This study is designed to help settlement service providers anticipate new developments and bolster their capacities so they are better able to partner with governments and other stakeholders to meet the challenges facing newcomers and the communities where they reside. The goal of this paper is to ensure that settlement agencies have the capacity to fully partner with governments in designing policies and programs to meet the emerging challenges facing newcomers and the communities in which they settle. This is not, presently, the case.
The analysis is based on workshops, focus groups and interviews with the heads of settlement organizations and ethno‐specific agencies across Canada. Interviews were also conducted with senior provincial and federal officials as well as executives from United Ways and community foundations. Where available, the study tapped academic and government research, including program evaluations and policy assessments.
This paper advances the following arguments:
- That successful settlement and integration measures require governments and settlement organizations to work collaboratively;
- That the settlement sector possesses unique skills and knowledge acquired by virtue of its work with newcomers and institutions that interact with newcomers;
- That meeting emerging challenges requires precisely those skills in which settlement organizations enjoy a comparative advantage; and
- That there exists a shared interest by governments and the settlement sector in expanding the sector’s intellectual and mediating capacities, distinct from the sector’s service delivery capacities.
The skills and knowledge possessed by settlement agencies are embodied in four strategic capacities that are unique to the sector. These are:
- An ability to comprehensively assess client needs and to assemble a bundle of services to address those needs, cutting across program silos;
- An ability to focus on families rather than individuals as the ‘unit of analysis’;
- A ‘place‐based’ ability to channel services to neighbourhoods and to promote ‘bridging’ between mainstream and newcomer communities; and
- An ability to bring together services in times of crisis.
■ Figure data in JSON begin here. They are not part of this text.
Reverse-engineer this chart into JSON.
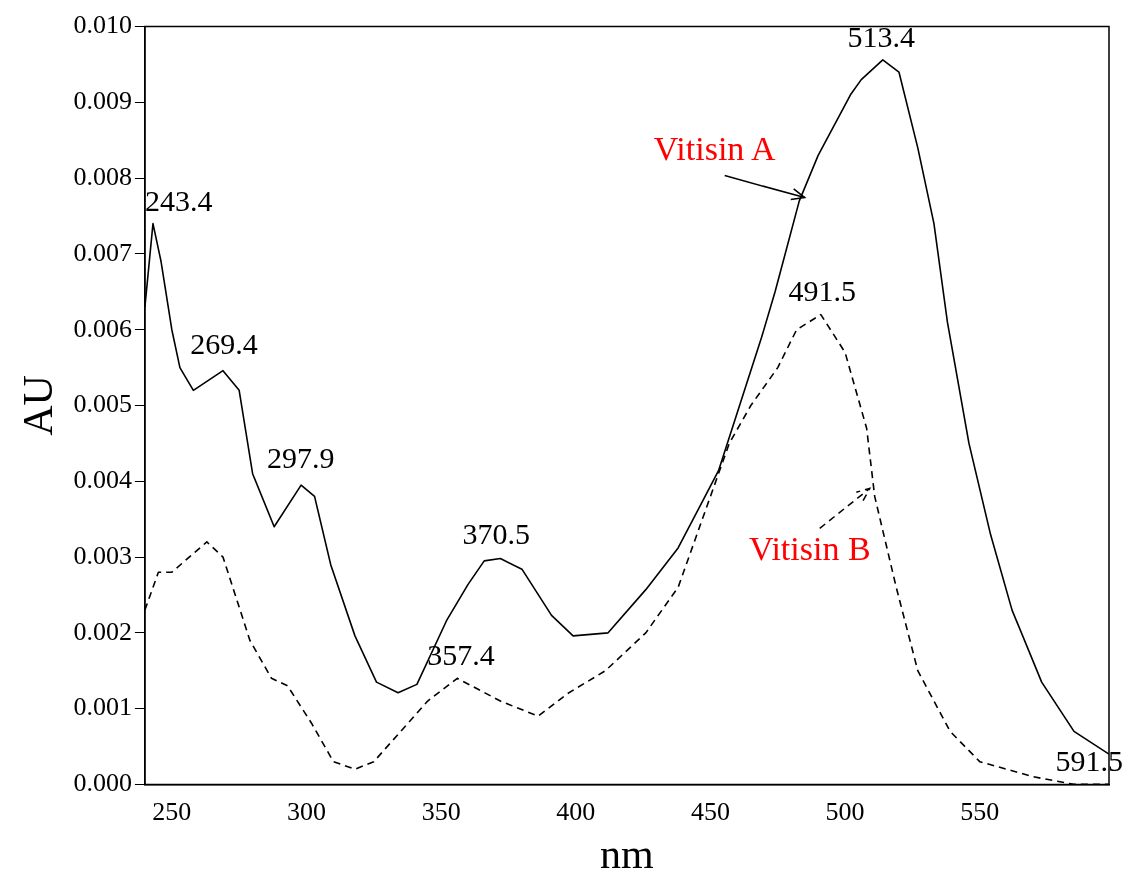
{
  "chart_data": {
    "type": "line",
    "xlabel": "nm",
    "ylabel": "AU",
    "xlim": [
      240,
      598
    ],
    "xticks": [
      250,
      300,
      350,
      400,
      450,
      500,
      550
    ],
    "ylim": [
      0,
      0.01
    ],
    "yticks": [
      {
        "value": 0,
        "label": "0.000"
      },
      {
        "value": 0.001,
        "label": "0.001"
      },
      {
        "value": 0.002,
        "label": "0.002"
      },
      {
        "value": 0.003,
        "label": "0.003"
      },
      {
        "value": 0.004,
        "label": "0.004"
      },
      {
        "value": 0.005,
        "label": "0.005"
      },
      {
        "value": 0.006,
        "label": "0.006"
      },
      {
        "value": 0.007,
        "label": "0.007"
      },
      {
        "value": 0.008,
        "label": "0.008"
      },
      {
        "value": 0.009,
        "label": "0.009"
      },
      {
        "value": 0.01,
        "label": "0.010"
      }
    ],
    "grid": false,
    "legend": "right",
    "marker": "none",
    "series": [
      {
        "name": "Vitisin A",
        "color": "#000000",
        "line_style": "solid",
        "x": [
          240,
          243,
          246,
          250,
          253,
          258,
          269,
          275,
          280,
          288,
          298,
          303,
          309,
          318,
          326,
          334,
          341,
          352,
          360,
          366,
          372,
          380,
          391,
          399,
          412,
          426,
          438,
          453,
          461,
          469,
          474,
          483,
          490,
          502,
          506,
          514,
          520,
          527,
          533,
          538,
          546,
          554,
          562,
          573,
          585,
          598
        ],
        "values": [
          0.0063,
          0.0074,
          0.0069,
          0.006,
          0.0055,
          0.0052,
          0.00546,
          0.0052,
          0.0041,
          0.0034,
          0.00395,
          0.0038,
          0.0029,
          0.00196,
          0.00135,
          0.00121,
          0.00132,
          0.00216,
          0.00264,
          0.00295,
          0.00298,
          0.00284,
          0.00223,
          0.00196,
          0.002,
          0.00257,
          0.00312,
          0.00414,
          0.00502,
          0.0059,
          0.0065,
          0.0077,
          0.0083,
          0.0091,
          0.0093,
          0.00956,
          0.0094,
          0.0084,
          0.0074,
          0.0061,
          0.0045,
          0.0033,
          0.0023,
          0.00135,
          0.0007,
          0.0004
        ]
      },
      {
        "name": "Vitisin B",
        "color": "#000000",
        "line_style": "dashed",
        "x": [
          240,
          245,
          250,
          263,
          269,
          279,
          287,
          293,
          302,
          310,
          318,
          325,
          335,
          345,
          356,
          372,
          386,
          397,
          411,
          426,
          438,
          449,
          457,
          465,
          475,
          482,
          491,
          500,
          508,
          511,
          519,
          527,
          539,
          550,
          570,
          585,
          598
        ],
        "values": [
          0.0023,
          0.0028,
          0.0028,
          0.0032,
          0.003,
          0.0019,
          0.0014,
          0.0013,
          0.0008,
          0.0003,
          0.0002,
          0.0003,
          0.0007,
          0.0011,
          0.0014,
          0.0011,
          0.0009,
          0.0012,
          0.0015,
          0.002,
          0.0026,
          0.0037,
          0.0045,
          0.005,
          0.0055,
          0.006,
          0.0062,
          0.0057,
          0.0047,
          0.0038,
          0.0026,
          0.0015,
          0.0007,
          0.0003,
          0.0001,
          0,
          0
        ]
      }
    ],
    "annotations": [
      {
        "text": "243.4",
        "x": 243.4,
        "y": 0.0074
      },
      {
        "text": "269.4",
        "x": 269.4,
        "y": 0.0055
      },
      {
        "text": "297.9",
        "x": 297.9,
        "y": 0.004
      },
      {
        "text": "370.5",
        "x": 370.5,
        "y": 0.003
      },
      {
        "text": "357.4",
        "x": 357.4,
        "y": 0.0014
      },
      {
        "text": "513.4",
        "x": 513.4,
        "y": 0.00956
      },
      {
        "text": "491.5",
        "x": 491.5,
        "y": 0.0062
      },
      {
        "text": "591.5",
        "x": 591.5,
        "y": 0
      }
    ]
  }
}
The specialized knowledge possessed by settlement agencies and the trust they enjoy among newcomers and newcomer organizations can only be acquired tacitly by engaging in integration activities and mediating relations between mainstream and ethno‐specific organizations. Settlement agencies solve problems for individual immigrants, immigrant families and communities by creatively assembling government programs and other stakeholder services. Governments cannot do this because program knowledge is generally siloed and ministries tend to be unfamiliar with program intersections and interactions.
The fact that the settlement sector’s strategic capacities must be acquired ‘on-the-job’ means that the sector’s strengths cannot be replicated by other agencies, thus constituting a durable, strategic advantage.
Anticipated challenges and required capacities
A range of important challenges face settlement practitioners and policymakers. Addressing these challenges will require capacities that favour the settlement sector:
- Policy reviews point to growing concern with long‐term integration and with social and cultural goals such as fostering belonging and promoting engagement. Implementing these directions will require assembling a more complex array of services for a longer duration. It will also require more attention to local receptivity.
- Concern with budgetary deficits will cap or reduce settlement spending, forcing settlement agencies to compete for support within a shrinking social policy envelope. Innovation and an ability to leverage support from new sources represent critical responses to anticipated fiscal pressures.
- Social inclusion will become an increasingly important priority. Immigrant poverty, particularly among visible minority populations in and around major cities, constitutes an existential threat to the immigration program. Combating social exclusion will require more complex interventions and social bridging.
- Provincial and municipal interest in immigration is growing, including demands for integration services in cities with limited integration service capacity. Municipal institutions and mainstream organizations will need help from service providers in order to attract, retain and integrate newcomers.
- Increases are expected in the flow of highly‐skilled, fully‐fluent immigrants who can be served by mainstream organizations as well as the flow of lower and mid‐skilled entrants who require the sustained assistance offered by service provider agencies.
- Increased settlement funding and government willingness to experiment with service delivery has brought new competitors into the settlement arena. Measures such as service vouchers expand this ’threat’.